[v1] EDAC, armv8: Add Cache Error Reporting driver for ARMv8 processors

From: James Morse <james.morse@arm.com>
To: Kyle Yan <kyan@codeaurora.org>
Cc: Mark Rutland <mark.rutland@arm.com>,
	linux-edac@vger.kernel.org, mchehab@kernel.org, bp@alien8.de,
	linux-arm-kernel@lists.infradead.org, suzuki.poulose@arm.com
Subject: [v1] EDAC, armv8: Add Cache Error Reporting driver for ARMv8 processors
Date: Fri, 19 Jan 2018 15:16:37 +0000	[thread overview]
Message-ID: <5A620BD5.9030205@arm.com> (raw)

Hi Kyle,

On 18/01/18 01:19, Kyle Yan wrote:
> On 2018-01-16 05:11, James Morse wrote:
>> On 16/01/18 01:00, Kyle Yan wrote:
>>> On 2018-01-15 06:44, Mark Rutland wrote:
>>>> On Fri, Jan 12, 2018 at 04:50:26PM -0800, Kyle Yan wrote:
>>>>> Interrupt based EDAC driver for ARMv8 processors that implement
>>>>> RAS for error detection of CPU caches and lso allows optional polling
>>>>> of error syndrome registers if interrupts are not supported.
>>>>
>>>> Is this using the architectural RAS extensions, or something specific to
>>>> QC CPUs? It would be good to call this out explicitly.
>>>>
>>>> If it's the latter, this needs rewording to be clear that this is
>>>> specific to QC CPUs, and is not a generic ARMv8 feature.
>>
>>> This is not specific to QC CPUs and looks at the system registers defined by the
>>> RAS extensions.

[...]

>>>>> diff --git a/drivers/edac/armv8_edac.c b/drivers/edac/armv8_edac.c
>>>>> new file mode 100644

>>>>> +static void init_regs_on_cpu(bool all_cpus)

[...]

>>>>> +    write_errselr_el1(1);
>>>>> +    initialize_registers(NULL);
>>
>> You seem to magically-know that this 'record 1' is shared between all CPUs and
>> visible via the cpu interface.
>>
> Yes this portion (and coming to the realization that a lot of other parts) of the
> code is specific to our topology. Is there any way to detect this?

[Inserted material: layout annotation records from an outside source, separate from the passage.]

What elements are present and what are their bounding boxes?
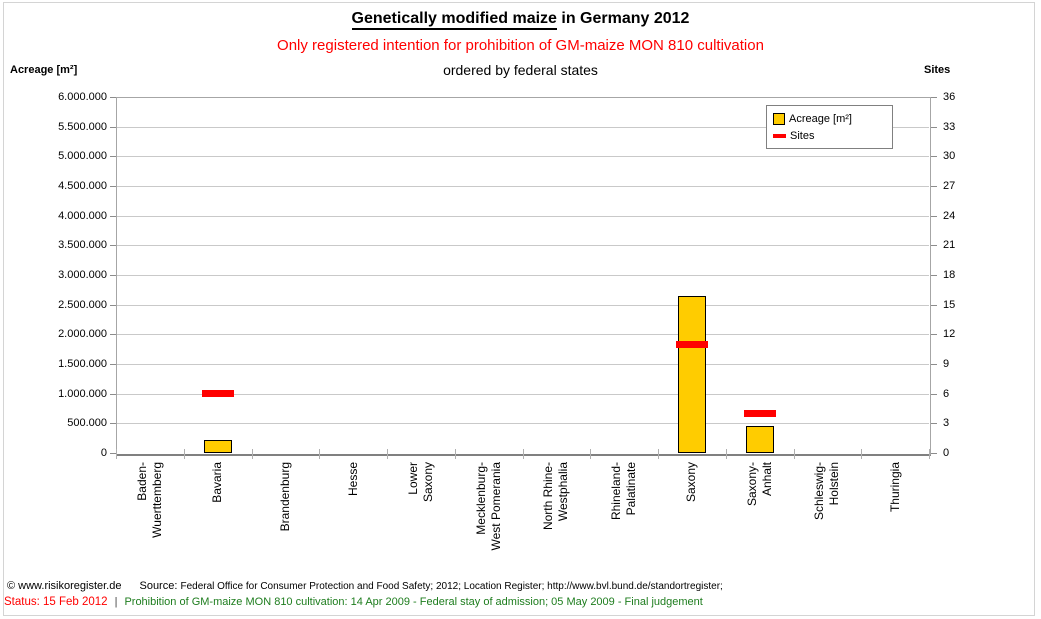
- chart-title-underlined: Genetically modified maize: [351, 10, 557, 30]
- status-note: Prohibition of GM-maize MON 810 cultivat…: [124, 596, 703, 608]
- chart-subtitle-2: ordered by federal states: [443, 62, 598, 78]
- chart-subtitle: Only registered intention for prohibitio…: [277, 37, 764, 54]
- chart-outer-frame: [3, 2, 1035, 616]
- source-text: Federal Office for Consumer Protection a…: [180, 581, 723, 592]
- legend-acreage-label: Acreage [m²]: [789, 112, 852, 125]
- legend-row-acreage: Acreage [m²]: [773, 110, 886, 127]
- right-axis-title: Sites: [924, 64, 951, 76]
- chart-title-suffix: in Germany 2012: [556, 10, 690, 27]
- acreage-swatch-icon: [773, 112, 785, 125]
- chart-title: Genetically modified maize in Germany 20…: [0, 10, 1041, 30]
- legend: Acreage [m²] Sites: [766, 105, 893, 149]
- copyright-text: © www.risikoregister.de: [7, 580, 122, 592]
- left-axis-title: Acreage [m²]: [10, 64, 78, 76]
- footer-status-line: Status: 15 Feb 2012 | Prohibition of GM-ma…: [4, 596, 703, 608]
- status-label: Status: 15 Feb 2012: [4, 596, 108, 608]
- plot-area: [116, 97, 931, 456]
- footer-separator: |: [114, 596, 118, 608]
- sites-swatch-icon: [773, 133, 786, 138]
- legend-row-sites: Sites: [773, 127, 886, 144]
- footer-source-line: © www.risikoregister.de Source: Federal O…: [7, 580, 723, 592]
- source-label: Source:: [139, 580, 178, 592]
- legend-sites-label: Sites: [790, 129, 815, 142]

No, we are going to need DT/ACPI data to tell us the topology.

To know if a record is shared or CPU-private, we have the ERRDEVAFF 'Device
Affinity Register', but this is only accessible via the memory-map, which also
groups records by node/device. DT/ACPI will have to tell us where the entries in
the memory-map are.

Pairing up memory-map node/devices with indexes in the cpu interface registers
is something I'm currently trying to get my head around.

> ERRIDR reports
> how many records there are but not what each record is for. Without this
> information,
> not sure how there could be a generic interrupt based driver.

Which interrupts a node/device generates (and how) is another piece of per
node/device data we need.

Do we need to know what sort of node/device the records are for in advance?

We will probably need some infrastructure to parse the DT/ACPI tables and enable
and register the appropriate interrupts. I would like any kernel-first
external-abort RAS code to have a list of the nodes that generate 'in band'
notifications, so we don't have to walk them all. If we can know the
cpu-affinity, we can make the list shorter and per-cpu.

Once we have that infrastructure, a driver can register to handle the
architected cache errors. We don't need to know what sort of records a
node/device generates until one shows up. (I assume caches can also generate
timeouts and bus errors).

I think you need to know the record types in advance because you are polling
those records. I can't see a way of determining which node/devices are caches,
so if we need this information, it will have to come from ACPI/DT.

[ ...]

> I should probably amend a previous statement about this all being defined in
> RAS. Didn't realize this initially
> but as you have mentioned, even though the registers are architected, the
> decoding/bits within the registers are
> implementation defined.
> So within the driver, some of the "magically known"
> values are because as it is right now,
> the decodings and some behavior is specific to our implementation.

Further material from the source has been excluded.